Secondo il dizionario italiano lo «scroccone» sarebbe quel tipo simpatico che «ha l’abitudine di far pagare sempre gli altri o di ottenere qualcosa gratis». Rientra il governatore della Lombardia, Roberto Formigoni, in questa categoria? Perché, caro governatore, lei deve almeno offrirci – deve offrire cioè a noi poveri lombardi – un’onorevole via d’uscita. Ce la deve proprio. Un po’ come nelle storie d’amore: per il disincanto, è utile, diremmo indispensabile, farsene una ragione. Noi l’abbiamo anche ascoltata, quella storia lì, un po’ raccogliticcia a dir la verità, del Giglio che è in Lei, del pulito come acqua di fonte e poi tutte le altre cose super belle che ha detto (e pensato) di sé. Ma insomma. Visto che non siamo proprio alice nel paese delle meraviglie, e neppure abbiamo l’attitudine alla pirlaggine spinta, ci piacerebbe capire se almeno possiamo considerarla un tipo un po’ spericolato. Ci dica lei, possiamo?

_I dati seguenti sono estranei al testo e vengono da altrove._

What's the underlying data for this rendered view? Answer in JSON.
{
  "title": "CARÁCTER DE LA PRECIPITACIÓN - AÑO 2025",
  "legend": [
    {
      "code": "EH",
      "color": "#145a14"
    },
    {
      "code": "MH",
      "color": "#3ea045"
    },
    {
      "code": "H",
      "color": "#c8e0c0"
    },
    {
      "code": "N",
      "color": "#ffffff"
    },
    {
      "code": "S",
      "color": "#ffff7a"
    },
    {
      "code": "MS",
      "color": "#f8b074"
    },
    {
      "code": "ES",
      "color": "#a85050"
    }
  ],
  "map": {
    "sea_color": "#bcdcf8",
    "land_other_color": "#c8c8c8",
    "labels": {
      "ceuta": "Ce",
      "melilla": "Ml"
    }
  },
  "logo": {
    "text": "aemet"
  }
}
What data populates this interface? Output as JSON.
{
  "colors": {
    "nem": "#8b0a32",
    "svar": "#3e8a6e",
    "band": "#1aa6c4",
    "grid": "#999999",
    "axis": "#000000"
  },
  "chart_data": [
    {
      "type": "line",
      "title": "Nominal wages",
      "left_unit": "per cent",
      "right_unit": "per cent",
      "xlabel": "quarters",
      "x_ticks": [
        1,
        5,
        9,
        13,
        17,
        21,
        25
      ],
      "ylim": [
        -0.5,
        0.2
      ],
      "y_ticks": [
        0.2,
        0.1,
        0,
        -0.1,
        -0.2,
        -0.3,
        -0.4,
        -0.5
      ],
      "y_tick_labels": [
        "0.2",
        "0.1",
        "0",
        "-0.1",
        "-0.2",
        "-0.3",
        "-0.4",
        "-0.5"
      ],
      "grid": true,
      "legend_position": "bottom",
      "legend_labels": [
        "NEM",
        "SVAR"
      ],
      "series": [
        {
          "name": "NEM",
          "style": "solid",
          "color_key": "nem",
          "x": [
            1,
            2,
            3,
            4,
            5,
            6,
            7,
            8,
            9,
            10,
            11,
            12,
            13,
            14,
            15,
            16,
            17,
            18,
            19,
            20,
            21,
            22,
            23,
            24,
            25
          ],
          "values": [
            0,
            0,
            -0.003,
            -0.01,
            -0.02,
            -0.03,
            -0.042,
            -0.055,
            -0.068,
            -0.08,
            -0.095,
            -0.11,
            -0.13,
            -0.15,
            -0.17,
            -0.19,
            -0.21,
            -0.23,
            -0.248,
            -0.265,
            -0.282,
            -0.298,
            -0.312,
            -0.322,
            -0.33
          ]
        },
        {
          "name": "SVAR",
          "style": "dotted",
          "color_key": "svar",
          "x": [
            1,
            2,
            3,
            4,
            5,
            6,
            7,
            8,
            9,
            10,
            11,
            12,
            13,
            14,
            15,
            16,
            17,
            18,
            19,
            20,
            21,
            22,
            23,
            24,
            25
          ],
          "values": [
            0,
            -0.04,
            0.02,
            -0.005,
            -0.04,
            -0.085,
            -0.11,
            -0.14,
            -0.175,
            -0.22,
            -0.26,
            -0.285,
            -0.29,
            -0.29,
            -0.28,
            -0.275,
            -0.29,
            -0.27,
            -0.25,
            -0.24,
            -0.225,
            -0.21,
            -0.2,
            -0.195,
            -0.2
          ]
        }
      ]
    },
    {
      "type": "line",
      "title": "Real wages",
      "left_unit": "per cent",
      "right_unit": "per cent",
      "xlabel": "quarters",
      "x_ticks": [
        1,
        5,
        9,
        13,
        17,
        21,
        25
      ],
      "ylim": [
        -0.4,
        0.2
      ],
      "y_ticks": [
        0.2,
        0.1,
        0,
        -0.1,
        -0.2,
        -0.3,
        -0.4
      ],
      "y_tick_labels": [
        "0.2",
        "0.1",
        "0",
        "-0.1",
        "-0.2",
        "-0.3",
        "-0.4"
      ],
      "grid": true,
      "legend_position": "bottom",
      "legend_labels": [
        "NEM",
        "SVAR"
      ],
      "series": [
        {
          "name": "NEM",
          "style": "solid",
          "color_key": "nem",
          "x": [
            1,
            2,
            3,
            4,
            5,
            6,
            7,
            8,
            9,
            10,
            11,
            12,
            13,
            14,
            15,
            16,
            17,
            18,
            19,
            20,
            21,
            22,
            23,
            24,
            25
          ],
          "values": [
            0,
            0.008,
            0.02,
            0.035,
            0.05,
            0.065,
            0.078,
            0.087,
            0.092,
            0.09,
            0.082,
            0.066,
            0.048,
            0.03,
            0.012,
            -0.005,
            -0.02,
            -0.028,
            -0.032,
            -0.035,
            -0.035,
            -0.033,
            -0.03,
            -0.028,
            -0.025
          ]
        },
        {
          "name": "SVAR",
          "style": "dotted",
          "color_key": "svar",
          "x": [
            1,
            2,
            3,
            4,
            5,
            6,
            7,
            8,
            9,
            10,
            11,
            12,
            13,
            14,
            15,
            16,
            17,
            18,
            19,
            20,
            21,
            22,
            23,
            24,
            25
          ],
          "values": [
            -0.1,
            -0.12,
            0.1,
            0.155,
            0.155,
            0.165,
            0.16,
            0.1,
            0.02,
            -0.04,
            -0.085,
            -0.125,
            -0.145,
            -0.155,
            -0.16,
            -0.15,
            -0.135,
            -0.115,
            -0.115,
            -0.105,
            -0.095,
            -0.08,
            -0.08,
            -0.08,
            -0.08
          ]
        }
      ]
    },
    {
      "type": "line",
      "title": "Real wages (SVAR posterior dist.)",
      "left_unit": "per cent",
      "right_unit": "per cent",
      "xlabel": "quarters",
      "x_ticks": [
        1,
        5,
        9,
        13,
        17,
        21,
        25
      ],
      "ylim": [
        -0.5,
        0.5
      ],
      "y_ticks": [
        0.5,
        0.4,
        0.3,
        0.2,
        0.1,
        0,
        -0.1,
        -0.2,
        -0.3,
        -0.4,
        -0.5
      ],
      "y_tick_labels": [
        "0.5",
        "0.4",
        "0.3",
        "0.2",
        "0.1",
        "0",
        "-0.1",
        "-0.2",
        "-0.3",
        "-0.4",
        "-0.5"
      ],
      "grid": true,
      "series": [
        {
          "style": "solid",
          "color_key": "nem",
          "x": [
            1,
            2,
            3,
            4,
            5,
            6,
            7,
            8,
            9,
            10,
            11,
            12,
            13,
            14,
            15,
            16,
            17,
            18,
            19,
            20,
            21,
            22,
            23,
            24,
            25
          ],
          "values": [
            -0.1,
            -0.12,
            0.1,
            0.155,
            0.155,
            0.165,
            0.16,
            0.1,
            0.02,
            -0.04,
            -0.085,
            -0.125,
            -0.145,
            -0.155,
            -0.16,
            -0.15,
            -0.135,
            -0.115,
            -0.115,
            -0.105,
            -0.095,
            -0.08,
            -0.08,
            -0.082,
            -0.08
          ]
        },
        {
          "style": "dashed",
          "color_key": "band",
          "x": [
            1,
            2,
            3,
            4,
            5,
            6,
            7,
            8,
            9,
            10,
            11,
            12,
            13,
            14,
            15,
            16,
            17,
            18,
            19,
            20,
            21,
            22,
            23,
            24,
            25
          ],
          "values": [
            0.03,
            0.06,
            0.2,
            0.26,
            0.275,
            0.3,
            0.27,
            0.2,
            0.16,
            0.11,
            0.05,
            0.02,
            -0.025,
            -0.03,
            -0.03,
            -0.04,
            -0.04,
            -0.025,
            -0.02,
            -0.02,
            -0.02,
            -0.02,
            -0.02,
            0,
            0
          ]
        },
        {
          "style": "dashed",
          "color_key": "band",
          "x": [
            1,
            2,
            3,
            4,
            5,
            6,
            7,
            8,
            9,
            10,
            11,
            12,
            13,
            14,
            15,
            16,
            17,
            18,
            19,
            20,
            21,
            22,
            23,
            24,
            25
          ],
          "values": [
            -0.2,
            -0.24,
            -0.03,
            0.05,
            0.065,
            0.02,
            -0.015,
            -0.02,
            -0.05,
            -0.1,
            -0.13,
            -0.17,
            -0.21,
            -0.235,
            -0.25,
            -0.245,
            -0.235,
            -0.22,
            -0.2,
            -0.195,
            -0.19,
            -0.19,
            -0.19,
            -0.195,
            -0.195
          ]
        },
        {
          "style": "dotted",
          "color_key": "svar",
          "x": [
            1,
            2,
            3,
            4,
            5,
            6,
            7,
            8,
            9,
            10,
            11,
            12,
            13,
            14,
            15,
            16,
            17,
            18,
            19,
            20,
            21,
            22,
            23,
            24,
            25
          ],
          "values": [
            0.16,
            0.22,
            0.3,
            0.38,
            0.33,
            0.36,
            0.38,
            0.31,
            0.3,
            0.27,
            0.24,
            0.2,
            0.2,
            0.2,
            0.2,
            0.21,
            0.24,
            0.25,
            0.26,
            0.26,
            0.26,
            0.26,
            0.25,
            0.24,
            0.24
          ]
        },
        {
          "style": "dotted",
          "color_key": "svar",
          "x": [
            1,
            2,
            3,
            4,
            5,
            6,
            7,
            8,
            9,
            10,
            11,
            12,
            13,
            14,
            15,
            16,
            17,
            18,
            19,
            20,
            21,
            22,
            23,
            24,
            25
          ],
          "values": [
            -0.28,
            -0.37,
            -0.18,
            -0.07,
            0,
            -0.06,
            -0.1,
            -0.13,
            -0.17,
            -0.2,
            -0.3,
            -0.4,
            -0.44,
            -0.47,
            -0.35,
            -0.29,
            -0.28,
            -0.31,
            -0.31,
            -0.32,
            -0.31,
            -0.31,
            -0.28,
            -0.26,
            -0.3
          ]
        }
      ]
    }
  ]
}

Uno a cui piace fare la bella vita quando pagano gli altri, uno a cui piace frequentare bei ristoranti, magari anche stellati, dove gli chef si sono fatti un mazzo così per arrivare dove sono arrivati, e lei magari gli mangia nel piatto quella roba lì senza neppure immaginare la fatica che c’è dietro. Uno che svacanzeggia nei posti più belli del mondo e non ricorda dove è stato, parliamo di Anguilla, St. Barth e roba del genere, mica Pescasseroli. Uno che poi, quando gli dicono che qualcuno ha pagato per lui, imbastisce quel bricolage collettivo secondo cui c’è il tipo che anticipa i soldi del viaggio per tutti e un altro (lei?) che invece compra le cartoline-ricordo da mandare in Italia. E poi alla fine «si fa il conguaglio». Uno che, visto che è semplicemente il Presidente della Regione Lombardia, oppone alla stampa che lo incalza il suo disordine personale: le ricevute le ho buttate, del resto erano questioni personali che non riguardavano la Regione.
Tu chiamale, se vuoi, vacanze di gruppo. Il Giglio che è in Lei ci rammenta spesso che qui di penale non c’è nulla. È un aspetto importante, molto importante, che non sottovalutiamo. Ne saremmo quasi fieri per Lei, se non fosse che la politica – almeno quella che abbiamo studiato (e molto amato) sui sacri testi – di giudiziario ha sempre avuto poco o niente. I destini degli uomini politici non venivano decisi dai delitti e dalle pene ma, eventualmente e quando magari capitava, dagli «scandali». Solo questi maledetti tempi moderni hanno imbastardito il tutto, mettendo al centro del mondo – flagello dei flagelli – l’avviso di garanzia. Un provvedimento che nell’intento del legislatore era, appunto, a garanzia della persona su cui s’erano aperte le indagini. A noi non piace l’idea che debba arrivare «l’avviso» per spazzarla via. No.
A noi piace ancora pensare che i comportamenti privati, e non le carte di un magistrato, possano decidere del destino delle persone che hanno un ruolo politico, soprattutto se virano al molto discutibile. E i suoi atti privati, caro Governatore, dispiace dirlo, ma virano al «moltissimo discutibile».
Altra questione non marginalissima, la scelta degli amici. Il Giglio che è in Lei ci racconta che anche Gesù ha sbagliato nel scegliersi qualche compagnia e così difenderebbe il titolo a circondarsi di tipetti poco raccomandabili. Ma con tutto il rispetto, caro Governatore, qui ci interessa assai poco dell’Altissimo e molto invece del bassissimo che le vediamo intorno. Con grave ritardo sulla tabella di marcia dei sentimenti, ha riconosciuto in Simone un suo caro amico da quarant’anni. Ci sono volute una letterina affettuosa, a Lei rivolta, e un paio di interviste (molto poco eleganti) della moglie perché Lei se ne ricordasse.
Nella risposta che ha affidato a Tempi online, ci chiede anche di non fermarci al narcisismo, ai colori improbabili delle giacche, insomma all’eccedente rispetto alla concretezza dei fatti. Chiediamo anche a Lei di non abusare del nostro pur modesto senso delle cose: le sembra possibile ridurre tutto quello che sta capitando a una questione di giacche sgargianti o di camicie a fiori?
Caro Governatore, la parola le spiacerà ma va pronunciata: etica. Anzi, con la maiuscola: Etica. È quell’insieme di eleganza (interiore) e di principi che formano una coscienza. E se di un uomo pubblico, una coscienza che deve rispondere ai cittadini. Si faccia un esamino di coscienza, può essere che anche il Giglio che è in Lei provi un po’ di imbarazzo.